In a systems analysis class the instructor talked about redundant systems. She told a story where 3 independent systems could land an aeroplane and on the test run all 3 failed simultaneously (somehow the pilots still had time to manually land). I don't understand why having redundant systems would help? If system A can't communicate with landing gears systems B and C couldn't either, right? Is the idea behind redundant systems "let's hope one of these doesn't have a bug"? If yes wouldn't it be too late when the bug is discovered (e.g. primary system failed so switching to secondary, oh wait the aeroplane blew up)?

It seems to me redundant systems are like saying "here's the same tool made a bunch of different ways but if you need a different tool your out of luck".

Answer 1

Identical systems help prevent a certain class of failure, namely an electronic or physical failure in a device, if that is a non-deterministic failure. In other words, if you have 3 hard drives in a RAID 5 arrangement, you are protected against one hard drive having the heads crash, but if two do, it's restore from backup time. Head crash of a hard drive, electronic failure, etc, are sorts of errors that this sort of thing protects from.

What it does not protect from are deterministic failures caused by software bugs in all three systems. Back to your RAID 5 array, if the hard drives are the same and there is a bug in the controller that causes the heads to write corrupted data on all three, the fact that you have three hard drives with corrupted data written to them is no real comfort.

So as a good, real world example here, a squadron of F22 fighters were flying from Hawaii to Japan when they crossed the international date line and experienced a bad avionics dump. Apparently from some sources they lost inertial reference, some air data, some communications, weapon systems everything. A software bug apparently didn't handle the dateline right and locked up all the redundant systems. The squadron had to return to base and land without instruments. Had the weather been bad, the computer crash would have turned into aircraft crashes though we hope the pilots would have been able to eject.

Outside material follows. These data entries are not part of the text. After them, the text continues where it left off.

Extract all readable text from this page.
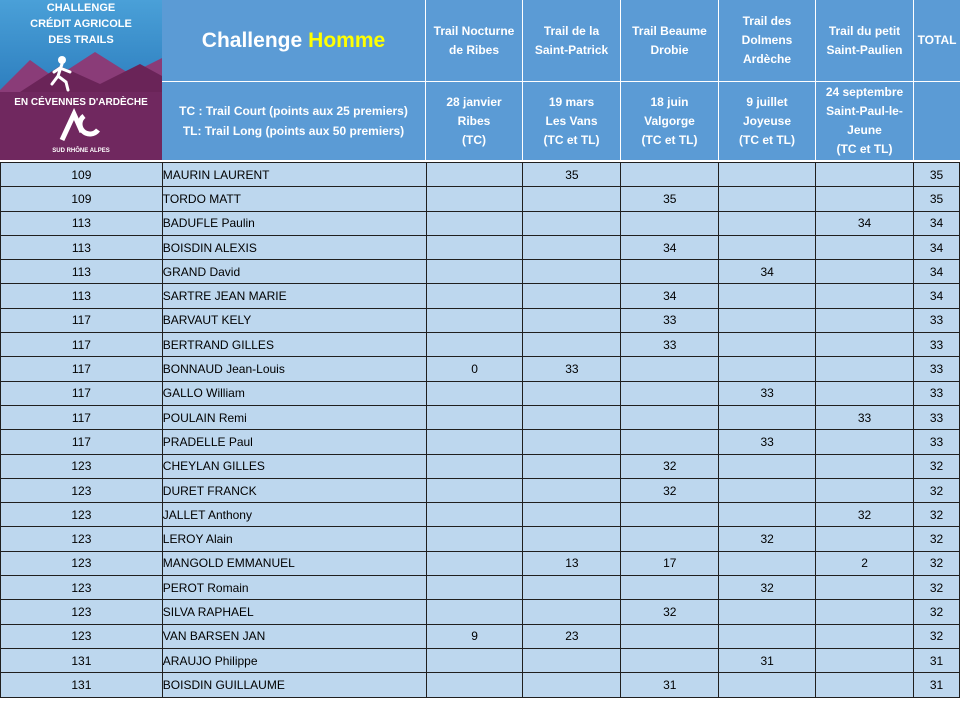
CHALLENGE
CRÉDIT AGRICOLE
DES TRAILS
EN CÉVENNES D'ARDÈCHE
SUD RHÔNE ALPES
Challenge Homme
TC : Trail Court (points aux 25 premiers)
TL: Trail Long (points aux 50 premiers)
Trail Nocturne de Ribes
28 janvier
Ribes
(TC)
Trail de la Saint-Patrick
19 mars
Les Vans
(TC et TL)
Trail Beaume Drobie
18 juin
Valgorge
(TC et TL)
Trail des Dolmens Ardèche
9 juillet
Joyeuse
(TC et TL)
Trail du petit Saint-Paulien
24 septembre
Saint-Paul-le-Jeune
(TC et TL)
TOTAL
109	MAURIN LAURENT		35				35
109	TORDO MATT			35			35
113	BADUFLE Paulin					34	34
113	BOISDIN ALEXIS			34			34
113	GRAND David				34		34
113	SARTRE JEAN MARIE			34			34
117	BARVAUT KELY			33			33
117	BERTRAND GILLES			33			33
117	BONNAUD Jean-Louis	0	33				33
117	GALLO William				33		33
117	POULAIN Remi					33	33
117	PRADELLE Paul				33		33
123	CHEYLAN GILLES			32			32
123	DURET FRANCK			32			32
123	JALLET Anthony					32	32
123	LEROY Alain				32		32
123	MANGOLD EMMANUEL		13	17		2	32
123	PEROT Romain				32		32
123	SILVA RAPHAEL			32			32
123	VAN BARSEN JAN	9	23				32
131	ARAUJO Philippe				31		31
131	BOISDIN GUILLAUME			31			31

Additionally you have more complex failure cases with redundant systems and these are often harder for the individuals involved in maintaining safety to troubleshoot when things go wrong. For example how is the failure of the second system handled? This has caused terror and injury in at least one aircraft case. In that case, the failure of a second angle of attack unit (part of the Air Data/Inertial Reference Unit) caused the system to use inputs from the first failed sensor, which caused first an uncommanded climb and then an uncommanded plunge. The aircraft landed safely but this is a good reason to wear seatbelts when seated in an aircraft!

So as always there is a tradeoff here between robustness and being able to prove graceful handling of all possible states of failure. In general, in aviation this is seen to be a positive tradeoff, but it is not free.